Pernah suatu ketika Saya ingin membeli buku pendidikan di sebuah toko buku besar di Surabaya. Ketika Saya melihat harganya, tertera Rp. 50.000,00. Saya kaget! akhirnya Saya urungkan niat Saya tersebut. Karena, bagi mahasiswa pas-pasan seperti Saya ini, harga tersebut termasuk kategori mahal. Otomatis, Saya pulang dengan tangan hampa. Sebuah pengalaman yang tidak patut di teladani dari Saya. Suatu ketika, karena ngebet sekali ingin memiliki sebuah buku yang ”berkualitas” tapi, karena tidak berdaya untuk membeli, Saya memanfaatkan keanggotaan Saya di suatu perpustakaan daerah, dengan meminjam buku yang Saya maksud, kemudian dengan sengaja Saya tidak mengembalikannya. Jadilah Saya ”pencuri buku”.
Buku Murah
Dari berbagai toko buku di Surabaya seperti; TB Gramedia, Uranus, gunung Agung dan lain-lain. Jarang yang menjual buku dengan harga murah. Kalaupun toh ada buku murah dengan diskon sampai 50 persen itupun, buku yang sudah kadaluwarsa. Satu-satunya di kota Surabaya yang menjual buku-buku murah hanyalah di Pasar Belauran/TB Belauran itupun tidak selengkap TB yang lain disamping itu, tingkat keorsinilitasnya masih diragukan. Meskipun begitu, TB Belauran masih tetap menjadi primadona masyarakat yang bermodal pas-pasan. Kalau kita bandingkan Toko buku yang menjual buku ”murah” dengan ”mahal” perbandingannya sangat jauh.
Peran Pemerintah
Peran pemerintah sangat besar dalam menciptakan budaya membaca di masyarakat. Berbagai usaha telah dilakukan oleh pemkot Surabaya. Mulai dari menyediakan perpustakaan yang lengkap seperti PerpusDa, hingga perustakaan keliling. Bahkan minggu yang lalu pemrov Jawa Timur mengadakan pameran buku ”murah” di Convertion Hall Surabaya. Tujuan utama dari pameran tersebut adalah untuk menggalakkan minat baca masyarakat Jatim.

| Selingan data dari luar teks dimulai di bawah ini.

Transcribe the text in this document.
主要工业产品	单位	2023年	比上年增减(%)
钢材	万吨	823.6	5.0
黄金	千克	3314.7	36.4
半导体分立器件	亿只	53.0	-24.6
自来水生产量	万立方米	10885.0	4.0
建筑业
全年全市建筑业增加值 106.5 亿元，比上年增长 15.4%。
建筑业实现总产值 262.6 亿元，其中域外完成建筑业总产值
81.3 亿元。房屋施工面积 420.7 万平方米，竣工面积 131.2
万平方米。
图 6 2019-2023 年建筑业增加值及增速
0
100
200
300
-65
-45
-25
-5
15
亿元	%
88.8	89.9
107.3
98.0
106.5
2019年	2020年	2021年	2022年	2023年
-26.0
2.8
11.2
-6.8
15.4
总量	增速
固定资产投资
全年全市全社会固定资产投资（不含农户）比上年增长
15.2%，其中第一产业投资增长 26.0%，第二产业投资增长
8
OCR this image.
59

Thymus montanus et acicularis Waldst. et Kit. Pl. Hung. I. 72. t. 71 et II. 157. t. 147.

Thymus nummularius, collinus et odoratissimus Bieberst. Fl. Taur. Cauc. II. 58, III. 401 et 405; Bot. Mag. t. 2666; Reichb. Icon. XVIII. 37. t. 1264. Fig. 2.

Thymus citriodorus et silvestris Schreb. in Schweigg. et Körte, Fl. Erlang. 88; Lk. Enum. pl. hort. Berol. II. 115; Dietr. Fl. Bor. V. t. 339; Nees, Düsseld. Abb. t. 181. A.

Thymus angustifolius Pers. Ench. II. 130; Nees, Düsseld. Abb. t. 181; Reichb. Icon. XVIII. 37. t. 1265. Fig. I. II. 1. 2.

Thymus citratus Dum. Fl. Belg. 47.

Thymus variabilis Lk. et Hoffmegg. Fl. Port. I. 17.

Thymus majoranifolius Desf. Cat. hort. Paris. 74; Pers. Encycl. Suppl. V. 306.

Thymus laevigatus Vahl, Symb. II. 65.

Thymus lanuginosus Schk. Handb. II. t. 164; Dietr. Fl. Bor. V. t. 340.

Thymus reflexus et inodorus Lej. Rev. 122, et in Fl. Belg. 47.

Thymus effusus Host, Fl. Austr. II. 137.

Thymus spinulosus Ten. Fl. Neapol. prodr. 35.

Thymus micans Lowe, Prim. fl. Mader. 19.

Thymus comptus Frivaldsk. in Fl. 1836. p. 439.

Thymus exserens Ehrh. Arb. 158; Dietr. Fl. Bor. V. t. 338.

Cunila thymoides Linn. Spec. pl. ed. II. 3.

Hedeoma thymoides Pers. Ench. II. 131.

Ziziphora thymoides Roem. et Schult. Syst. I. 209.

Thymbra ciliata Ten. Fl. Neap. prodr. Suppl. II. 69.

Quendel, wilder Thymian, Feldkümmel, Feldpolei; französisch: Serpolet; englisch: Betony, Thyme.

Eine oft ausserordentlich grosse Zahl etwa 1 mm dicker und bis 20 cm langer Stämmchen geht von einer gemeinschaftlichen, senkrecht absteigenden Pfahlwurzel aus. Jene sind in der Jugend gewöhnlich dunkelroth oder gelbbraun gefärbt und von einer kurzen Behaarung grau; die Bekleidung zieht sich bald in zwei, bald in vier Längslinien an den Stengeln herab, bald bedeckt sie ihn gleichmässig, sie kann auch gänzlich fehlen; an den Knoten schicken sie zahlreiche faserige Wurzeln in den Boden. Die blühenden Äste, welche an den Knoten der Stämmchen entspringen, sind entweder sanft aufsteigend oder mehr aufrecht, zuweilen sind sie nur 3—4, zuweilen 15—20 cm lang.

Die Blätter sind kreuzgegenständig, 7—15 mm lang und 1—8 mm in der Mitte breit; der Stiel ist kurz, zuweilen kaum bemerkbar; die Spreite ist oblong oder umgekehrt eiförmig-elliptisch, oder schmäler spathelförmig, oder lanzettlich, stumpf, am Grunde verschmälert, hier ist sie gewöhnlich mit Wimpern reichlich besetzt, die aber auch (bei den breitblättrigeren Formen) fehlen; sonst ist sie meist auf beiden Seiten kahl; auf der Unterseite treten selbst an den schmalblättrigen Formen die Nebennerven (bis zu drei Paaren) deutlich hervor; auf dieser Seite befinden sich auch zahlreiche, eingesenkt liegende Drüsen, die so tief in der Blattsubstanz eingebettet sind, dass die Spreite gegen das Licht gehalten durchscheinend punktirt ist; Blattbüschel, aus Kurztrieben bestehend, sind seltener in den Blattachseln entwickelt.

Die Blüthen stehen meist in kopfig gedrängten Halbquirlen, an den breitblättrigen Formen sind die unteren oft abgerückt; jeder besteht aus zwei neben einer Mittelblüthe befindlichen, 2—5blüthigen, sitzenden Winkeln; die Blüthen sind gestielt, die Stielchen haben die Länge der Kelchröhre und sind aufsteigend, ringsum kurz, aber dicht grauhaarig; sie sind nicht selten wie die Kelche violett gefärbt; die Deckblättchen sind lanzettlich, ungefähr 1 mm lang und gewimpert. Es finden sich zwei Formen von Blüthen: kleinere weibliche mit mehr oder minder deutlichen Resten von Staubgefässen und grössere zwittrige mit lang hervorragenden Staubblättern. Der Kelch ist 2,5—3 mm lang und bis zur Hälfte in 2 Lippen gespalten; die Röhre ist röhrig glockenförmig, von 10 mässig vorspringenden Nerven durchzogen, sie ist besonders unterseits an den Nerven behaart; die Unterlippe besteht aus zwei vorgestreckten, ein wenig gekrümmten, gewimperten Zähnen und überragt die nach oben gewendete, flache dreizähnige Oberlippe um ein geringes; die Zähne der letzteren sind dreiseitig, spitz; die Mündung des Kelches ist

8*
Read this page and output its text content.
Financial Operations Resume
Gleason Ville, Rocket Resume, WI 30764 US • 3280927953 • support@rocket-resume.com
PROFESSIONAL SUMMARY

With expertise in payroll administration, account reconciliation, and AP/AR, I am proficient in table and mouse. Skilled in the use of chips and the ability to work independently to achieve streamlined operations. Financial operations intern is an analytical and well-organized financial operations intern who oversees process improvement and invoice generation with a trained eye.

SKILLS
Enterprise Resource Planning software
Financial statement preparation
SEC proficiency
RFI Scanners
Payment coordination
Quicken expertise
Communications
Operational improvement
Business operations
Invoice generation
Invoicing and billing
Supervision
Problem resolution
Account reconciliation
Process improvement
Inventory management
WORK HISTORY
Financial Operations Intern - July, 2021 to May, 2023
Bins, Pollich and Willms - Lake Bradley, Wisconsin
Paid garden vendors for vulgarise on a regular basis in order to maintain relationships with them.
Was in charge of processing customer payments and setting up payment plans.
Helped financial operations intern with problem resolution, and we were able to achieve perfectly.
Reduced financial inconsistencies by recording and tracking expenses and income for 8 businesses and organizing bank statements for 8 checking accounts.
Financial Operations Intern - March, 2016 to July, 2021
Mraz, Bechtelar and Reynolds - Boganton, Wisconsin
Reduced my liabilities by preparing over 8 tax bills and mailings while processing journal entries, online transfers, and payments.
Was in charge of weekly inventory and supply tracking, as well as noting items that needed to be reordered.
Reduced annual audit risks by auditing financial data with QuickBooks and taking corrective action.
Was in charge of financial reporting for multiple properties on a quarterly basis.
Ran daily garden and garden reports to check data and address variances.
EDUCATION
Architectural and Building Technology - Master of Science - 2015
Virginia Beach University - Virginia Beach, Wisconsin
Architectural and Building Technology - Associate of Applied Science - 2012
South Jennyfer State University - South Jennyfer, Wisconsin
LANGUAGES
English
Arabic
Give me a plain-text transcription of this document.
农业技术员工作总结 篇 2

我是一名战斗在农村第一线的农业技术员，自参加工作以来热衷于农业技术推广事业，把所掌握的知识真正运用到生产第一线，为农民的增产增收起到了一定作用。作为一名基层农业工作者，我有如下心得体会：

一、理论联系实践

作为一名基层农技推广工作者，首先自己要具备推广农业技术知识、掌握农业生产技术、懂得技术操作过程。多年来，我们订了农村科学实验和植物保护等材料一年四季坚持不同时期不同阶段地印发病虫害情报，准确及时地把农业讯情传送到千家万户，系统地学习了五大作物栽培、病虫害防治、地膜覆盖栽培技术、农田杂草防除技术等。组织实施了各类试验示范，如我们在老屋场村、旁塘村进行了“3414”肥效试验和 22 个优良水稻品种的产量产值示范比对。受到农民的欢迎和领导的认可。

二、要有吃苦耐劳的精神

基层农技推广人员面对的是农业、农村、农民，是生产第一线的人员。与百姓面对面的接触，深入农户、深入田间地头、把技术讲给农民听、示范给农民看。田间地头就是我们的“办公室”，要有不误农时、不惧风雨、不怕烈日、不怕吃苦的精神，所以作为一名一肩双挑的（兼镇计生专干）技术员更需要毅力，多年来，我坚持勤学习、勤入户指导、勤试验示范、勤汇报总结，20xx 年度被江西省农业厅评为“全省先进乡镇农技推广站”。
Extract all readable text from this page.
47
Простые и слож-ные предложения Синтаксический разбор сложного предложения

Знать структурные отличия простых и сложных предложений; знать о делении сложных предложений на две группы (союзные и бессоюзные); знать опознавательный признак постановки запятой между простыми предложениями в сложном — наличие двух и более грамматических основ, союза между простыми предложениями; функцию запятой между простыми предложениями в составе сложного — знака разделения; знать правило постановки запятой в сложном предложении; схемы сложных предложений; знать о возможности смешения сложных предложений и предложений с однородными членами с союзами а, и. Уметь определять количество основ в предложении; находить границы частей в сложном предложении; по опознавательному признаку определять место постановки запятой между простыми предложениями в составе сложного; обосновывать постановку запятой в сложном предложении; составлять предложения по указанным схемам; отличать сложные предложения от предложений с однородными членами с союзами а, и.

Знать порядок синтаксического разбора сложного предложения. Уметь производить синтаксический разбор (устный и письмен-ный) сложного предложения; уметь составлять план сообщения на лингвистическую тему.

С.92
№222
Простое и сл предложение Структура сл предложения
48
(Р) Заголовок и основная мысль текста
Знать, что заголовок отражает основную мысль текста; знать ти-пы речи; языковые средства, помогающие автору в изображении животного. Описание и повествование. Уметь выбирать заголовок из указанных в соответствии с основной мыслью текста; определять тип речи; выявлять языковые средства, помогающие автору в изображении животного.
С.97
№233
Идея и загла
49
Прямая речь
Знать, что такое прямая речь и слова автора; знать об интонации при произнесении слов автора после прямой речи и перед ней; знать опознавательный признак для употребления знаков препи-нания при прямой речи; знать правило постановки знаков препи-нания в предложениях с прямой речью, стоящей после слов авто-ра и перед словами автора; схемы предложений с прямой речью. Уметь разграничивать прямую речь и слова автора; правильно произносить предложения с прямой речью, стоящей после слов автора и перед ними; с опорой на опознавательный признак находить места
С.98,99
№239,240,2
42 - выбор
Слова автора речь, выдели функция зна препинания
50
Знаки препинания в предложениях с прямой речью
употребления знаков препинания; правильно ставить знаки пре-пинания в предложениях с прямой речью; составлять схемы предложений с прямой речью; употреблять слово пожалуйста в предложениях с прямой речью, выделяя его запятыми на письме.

Tetapi usaha tersebut masih belum mendongkrak minat baca masyarakat. Fasilitas perpustakaan daerah ditambah lagi dengan mobil perpustakaan keliling tidak sebanding dengan jumlah warga kota secara keseluruhan yang berjumlah 2.599.796 jiwa (2000). Pameran-pameran buku ”murah” yang sering diadakan oleh pemerintah masih belum bisa menarik perhatian warga kelas bawah. Kita dapat melihat dari pengunjug-pegunjung yang memenuhi berbagai acara pameran buku ”murah” seperti yang diadakan Convertion Hall kemarin.
Selain bekerja keras, pemerintah dalam ini dituntut untuk bekerja cerdas dengan mencari berbagai alternatif pemecahan masalah. Saya salut dengan sekelompok masyarakat dan para pemuda yang mendirikan sebuah rumah belajar bagi warga kota khususnya warga kelas menengah ke bawah. Rumah belajar tersebut diantaranya; Sanggar Alang-alang dan Rumah Cahaya Az-Zahra. Rumah Cahaya (RumCa) yang terletak di Ketintang tersebut, merupakan rumah baca yang menyediakan berbagai macam buku bacaan yang dikhususkan bagi anak-anak yang tidak beruntung. Tetapi keberadaan rumah-rumah belajar/baca di kota ini, masih minim dan bisa dihitung dengan lima jari.
Belajar dari Sanggar Alang-alang dan rumah Cahaya Az-Zahra, Sebenarnya pemerintah dapat membuat rumah atau taman-taman bacaan yang serupa. Pemerintah tidak harus membangun dengan megah seperti bangunan PerpusDa yang ada sekarang. Rumah Baca bisa dibangun secara sederhana dan tidak membutuhkan biaya yang besar. Yang terpenting, ada di setiap pelosok kota atau minimal di setiap kecamatan terdapat satu taman atau rumah baca. Keberadaannya akan jauh lebih bermanfaat, terjangkau dan efektif.